Incidentally, these photos were taken with my new cellphone, the Samsung M450, sold in the US as the "Rant" and in Canada as the "Slyde". Its selling point for us was the slide-out qwerty keyboard - because of my hearing disability and habit we still send about six texts for every one call.
We got the new phones when switching recently from Rogers to Koodo. Koodo we picked after about a year of research. (Among other advantages, I'll now have coverage while visiting my parents in Newfoundland - Rogers didn't cover their part of the island at all.) But the best thing about the switch, by a country mile, was being able to tell Rogers, with their incomprehensible bills, their "system access fees", and their recent decision to make people pay to receive text messages - as well as send them - to go royally fuck themselves.
Ahhh. Sorry to work blue... but it feels so good every time I say it.
ronnie
5 Comments:
I love the fact that Kitty is solar powered!
O my - the eggs: ingredients: duck eggs, salt and ... lye??
That's the thing I like about good ol' American food: it never lyes to you.
Looks like you and I blogged about offbeat shopping experiences at just about the same time, ronnie! What are the odds?

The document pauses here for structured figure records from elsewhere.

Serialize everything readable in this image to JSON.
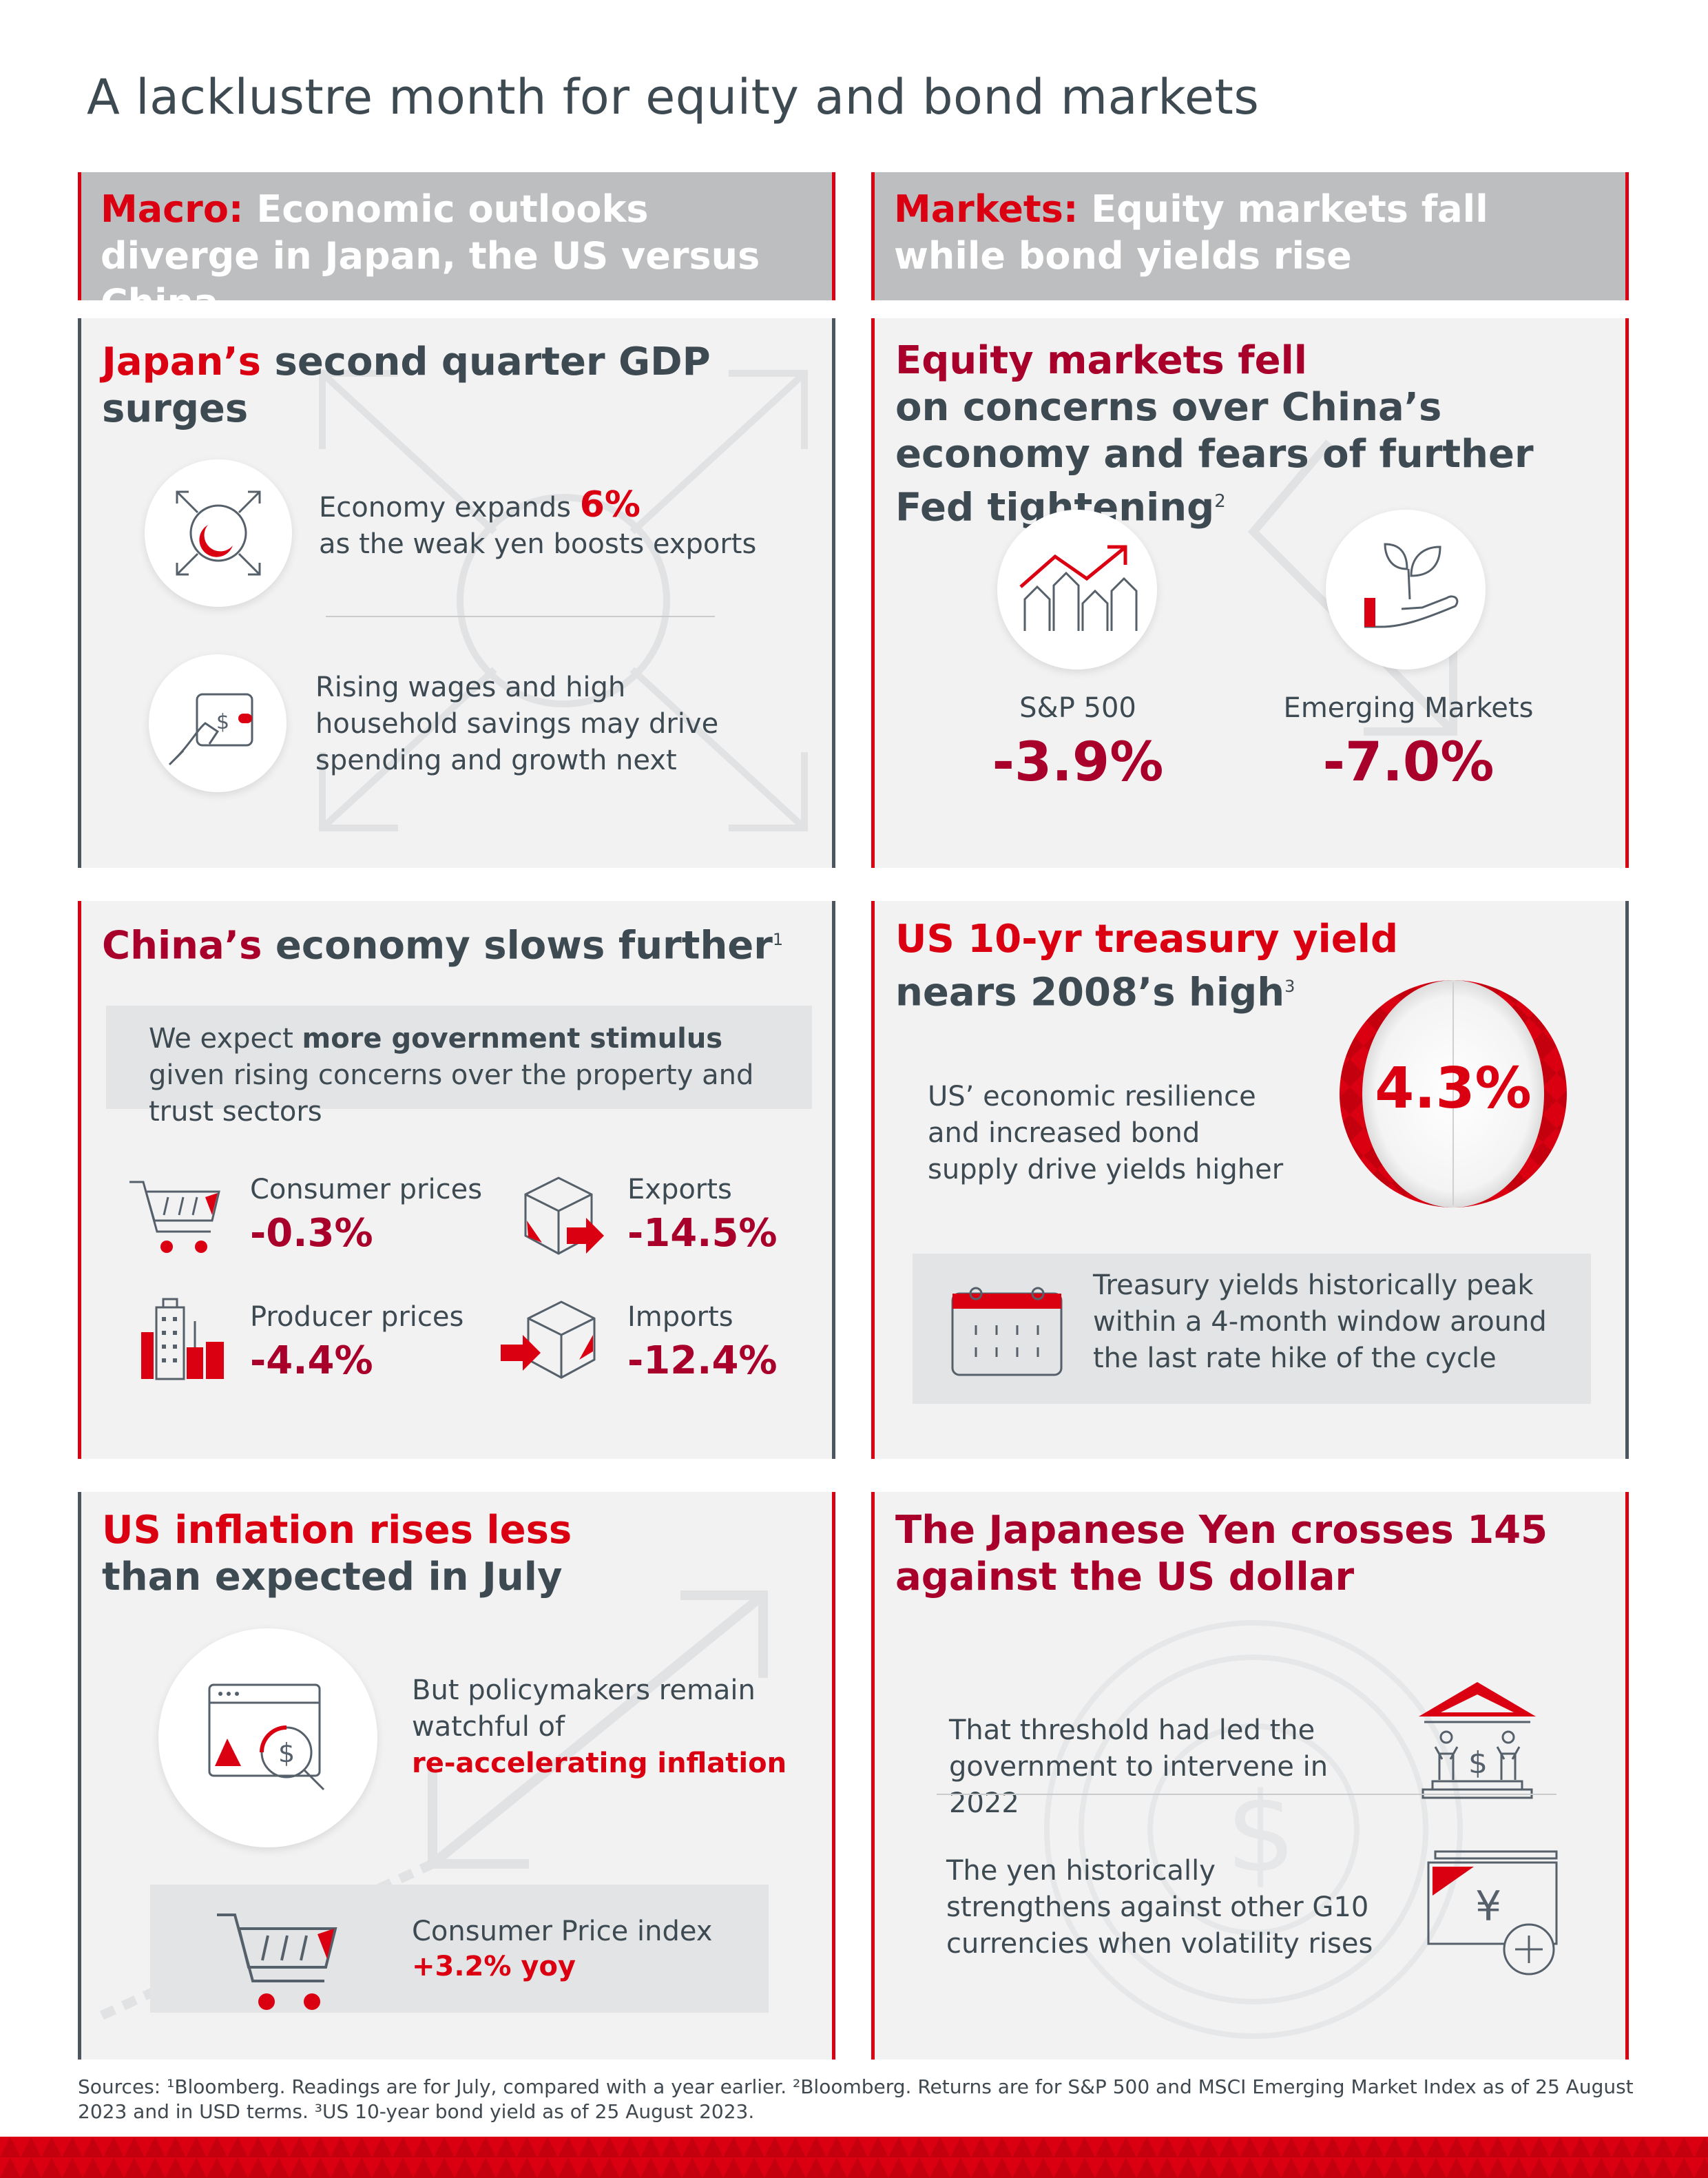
{
  "title": "A lacklustre month for equity and bond markets",
  "left_header": {
    "prefix": "Macro:",
    "text": "Economic outlooks diverge in Japan, the US versus China"
  },
  "right_header": {
    "prefix": "Markets:",
    "text": "Equity markets fall while bond yields rise"
  },
  "japan": {
    "title_red": "Japan’s",
    "title_rest": "second quarter GDP surges",
    "item1_line1": "Economy expands",
    "item1_value": "6%",
    "item1_line2": "as the weak yen boosts exports",
    "item2_text": "Rising wages and high household savings may drive spending and growth next"
  },
  "equity": {
    "title_red": "Equity markets fell",
    "title_rest": "on concerns over China’s economy and fears of further Fed tightening",
    "title_sup": "2",
    "sp_label": "S&P 500",
    "sp_value": "-3.9%",
    "em_label": "Emerging Markets",
    "em_value": "-7.0%"
  },
  "china": {
    "title_red": "China’s",
    "title_rest": "economy slows further",
    "title_sup": "1",
    "note_pre": "We expect",
    "note_bold": "more government stimulus",
    "note_post": "given rising concerns over the property and trust sectors",
    "stats": [
      {
        "label": "Consumer prices",
        "value": "-0.3%"
      },
      {
        "label": "Exports",
        "value": "-14.5%"
      },
      {
        "label": "Producer prices",
        "value": "-4.4%"
      },
      {
        "label": "Imports",
        "value": "-12.4%"
      }
    ]
  },
  "treasury": {
    "title_red": "US 10-yr treasury yield",
    "title_rest": "nears 2008’s high",
    "title_sup": "3",
    "text": "US’ economic resilience and increased bond supply drive yields higher",
    "value": "4.3%",
    "note": "Treasury yields historically peak within a 4-month window around the last rate hike of the cycle"
  },
  "inflation": {
    "title_red": "US inflation rises less",
    "title_rest": "than expected in July",
    "text_pre": "But policymakers remain watchful of",
    "text_red": "re-accelerating inflation",
    "cpi_label": "Consumer Price index",
    "cpi_value": "+3.2% yoy"
  },
  "yen": {
    "title": "The Japanese Yen crosses 145 against the US dollar",
    "item1": "That threshold had led the government to intervene in 2022",
    "item2": "The yen historically strengthens against other G10 currencies when volatility rises",
    "yen_symbol": "¥",
    "dollar_symbol": "$"
  },
  "sources": "Sources: ¹Bloomberg. Readings are for July, compared with a year earlier. ²Bloomberg. Returns are for S&P 500 and MSCI Emerging Market Index as of 25 August 2023 and in USD terms. ³US 10-year bond yield as of 25 August 2023.",
  "colors": {
    "accent_red": "#db0011",
    "crimson": "#a8002a",
    "slate": "#3e4a52",
    "header_grey": "#bcbec0",
    "panel_grey": "#f2f2f3"
  }
}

Yes, Ruth, that's a shopper stopper, isn't it? Today some manufacturers soak eggs in lye and salt to produce a quickie version of "century eggs" (or "hundred-year-old eggs" or "thousand-year-old eggs"), which were traditionally made by wrapping eggs in ash, salt, lime, clay and straw (among other materials) and letting them sit for several weeks to months. They're a delicacy in much of Asia and something I have never had the slightest temptation to try. (For one thing, the process turns the whites dark brown and the yolks green. For another, shouldn't eating that, produced by either method, you know, poison you?)
Sherwood, I cannot bleeve you didn't buy a headdress!!! With your beard, you'd look positively biblical! Tut tut tut!!!
ronnie
they may be lead-free, but they were peedan
ME: LOL!
That ties in nicely with the urban legend that century eggs are cured in... horse urine! (This apparently has its roots in the strong ammonia smell that they have.)
Um... it's a legend. Just a legend. I'm sure.